Hi Heiner,
I've checked this one out. Seems to be a consequence of the hg
developers decision to only ever append to a "revlog" (hg's basic
storage unit) and some other design decisions, Makes the storage quite
stable I assume at the cost of space inefficiency. A pity I think.
the decision to only 'append' to revlog is not the reason.
I've already discussed this with the Mercurial guru's 2 years ago and the
outcome was that for each move, a new revlog is created with at least one
full revision and a backpointer to the original location of the file.
Somebody supposed they wanted to save some disk seeks (by avoiding looking
at the older different history file which would be necessary in order to
process deltas when they did not have that initial full revision).
The Mercurial Guru's believe in "disk space is cheap".

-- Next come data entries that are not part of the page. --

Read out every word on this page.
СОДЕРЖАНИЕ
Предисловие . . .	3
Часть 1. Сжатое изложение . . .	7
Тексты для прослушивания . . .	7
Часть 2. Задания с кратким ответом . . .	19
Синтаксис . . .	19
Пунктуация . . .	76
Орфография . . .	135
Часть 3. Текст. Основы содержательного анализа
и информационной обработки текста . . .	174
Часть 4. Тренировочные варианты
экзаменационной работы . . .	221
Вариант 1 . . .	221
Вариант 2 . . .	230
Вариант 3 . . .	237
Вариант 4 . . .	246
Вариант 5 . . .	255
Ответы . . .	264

In my mind this is the one major point where Mercurial went the wrong way,
and it leads to more problems.
Not being an official tester, I didn't know you were collecting Mercurial
feedback for a report, so the following did not make it into that report:
Mercurial lacks support for cheap inline feature branching and you always
have to clone the whole repo (note that I do not mean 'named branches' in
a single repo which Mercurial supports because those cannot be removed
from history anymore and they also would be pushed if you push from the
repo).
This costs tons of additional disk space and CPU time because you have to
rebuild everything from the ground up (object files, executables,
libraries etc.) as a feature branch (you call it CWS) always means a
separate new directory tree in Mercurial.
With Git you can switch from one branch to another one and - provided your
makefile dependencies are correctly setup - you just need to recompile and
relink the affected parts (because all changed files get current date on
the switch of branches), in other words you don't need the generated
object files, libraries and so forth n-times (though you can have it
seperately as in Mercurial, if you really wish).
Even the repo history must be duplicated in Mercurial if the clone is not
to be placed on the same physical filesystem because the hardlinks don't
work in this case (which requires n times the storage).
Furthermore you would possibly need multiple repository clones to keep
track of several remote branches in Mercurial.
With Git you can follow multiple remote branches in just one repo, you can
setup cheap branches which can be completely removed from history (when
everything is integrated upstream) and you can have one base-repo
somewhere in your filesystem and multiple clones elsewhere which just
reference the base repo without copying it.